Anyone used this car park overnight? A £2 cost will give you an overnight stop? Can anyone confirm?


----------



## BERTHA (May 21, 2005)

This sounds very good, how far is it from the main attractions?

Regards
H


----------



## rommel (May 10, 2005)

*Canterbury*

If you arrive after six and leave before seven it will cost nothing otherwise it will cost £6 for night and £6 for day , don't be tempted to park right up at the far end as you will find Sainsbury workers will park all around you at 7am with no regard to whether you can get out (some agreement they have with the council)
There is an emptying point at the far end , don't be tempted to use the water here , there is a tap up by the entrance (on the L/H as you come in). and if you like proper beer the Phoenix up the Dover road can supply it. A nice old boy runs its and when the tap was frozen he let me fill up from the tap in his cabin.
Its only a short walk to the Cathederal and shops.


----------



## rommel (May 10, 2005)

*canterbury*

I should have said it is not park and ride, if you look for park and ride you will be disapointed (unless you are luckier than we were )they all have height barriers, its the coach park , don't take any notice of the "no cars" sign and the complete absence of any other vehicle ( if you arrive after midnight.


----------



## 89349 (May 20, 2005)

I stayed two nights at the New Dover Road motorhome stopover last year and I think Rommel is describing somewhere completely different. 
You go through the automatic barrier into the car park, are given a card by the machine and immediately turn left into a special fenced off motorhome area with around eight generously sized, level parking spaces.

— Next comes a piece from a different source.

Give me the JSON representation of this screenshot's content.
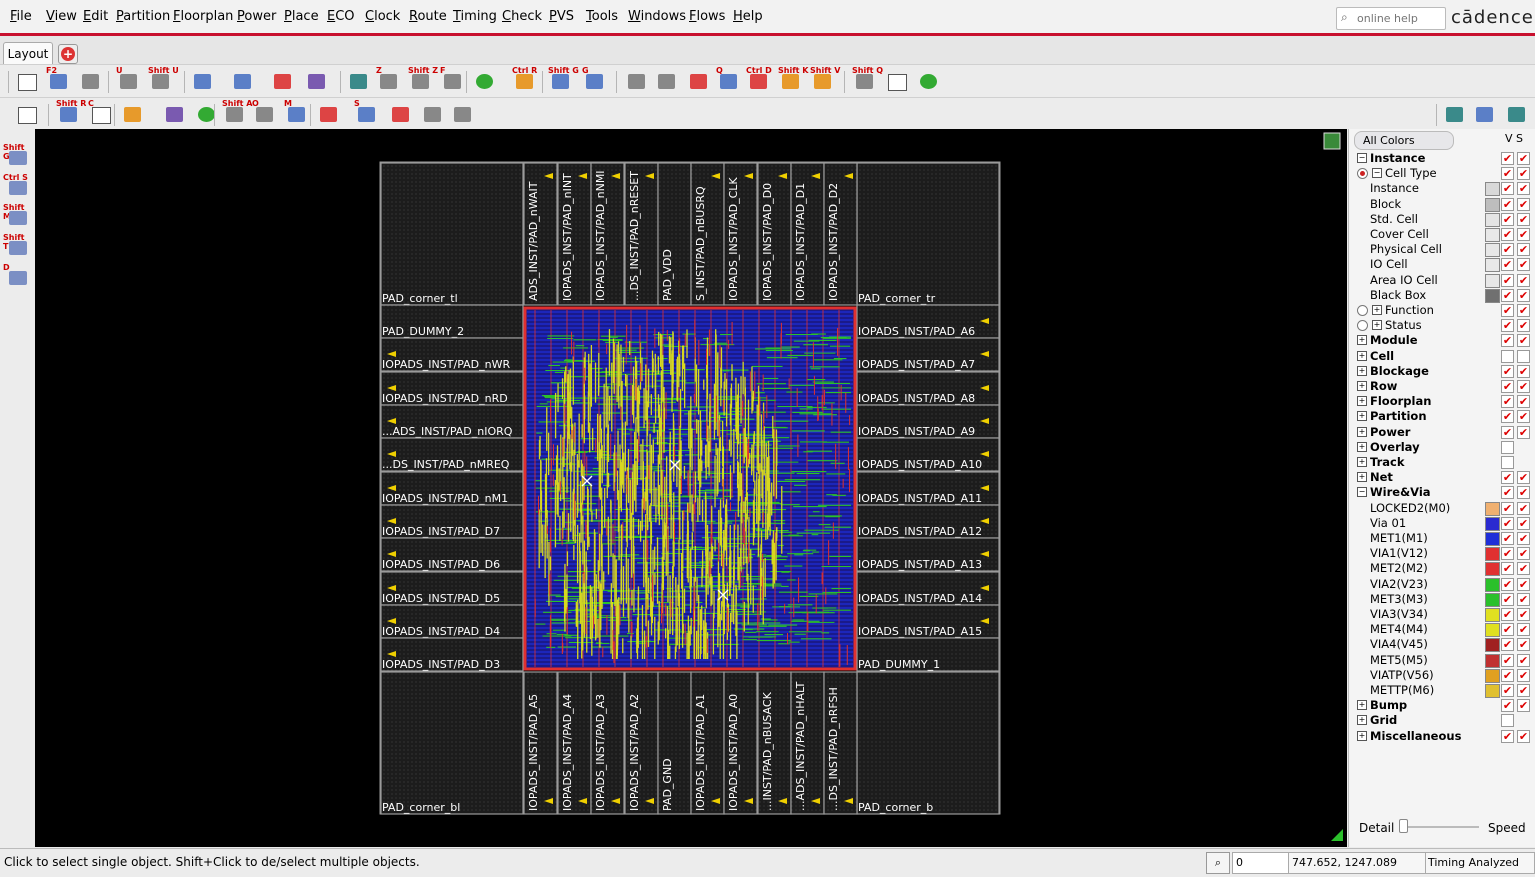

There is free water and waste and toilet dumps at one end.
The park and ride bus is about a hundred yards away across the car park and it is a ten minute ride into the town centre. The last bus back is not very late (ten-ish) so check the timetable. All the sights and shops are easily walkable from the bus station.
When you want to leave you put your ticket in the machine by the P&R bus stop and it tells you how much you owe. I payed £2 a night. Then you put your card in the barrier and it lets you out. It's the same system as most city centre car parks, only cheaper.
Enjoy....Hemlock

P.S. It's also convenient for Howlett's Zoo.


----------



## 96191 (Sep 1, 2005)

Thanks Hemlock - I did think that his description was a bit off. My uncle had a few good stop overs here. Good to hear you comments.


----------



## 89090 (May 13, 2005)

I live near Canterbury and can endorse Hemlocks comments.

ken


----------



## Grizzly (May 9, 2005)

Hemlock...will you put this in the Campsite database please. Sounds just like the sort of place we would decide to stay at and then have lost the instructions.

Thanks

G


----------



## Enodreven (Aug 29, 2005)

Hi, from the Canterbury web site the address is New Dover Road CT1 3AD


----------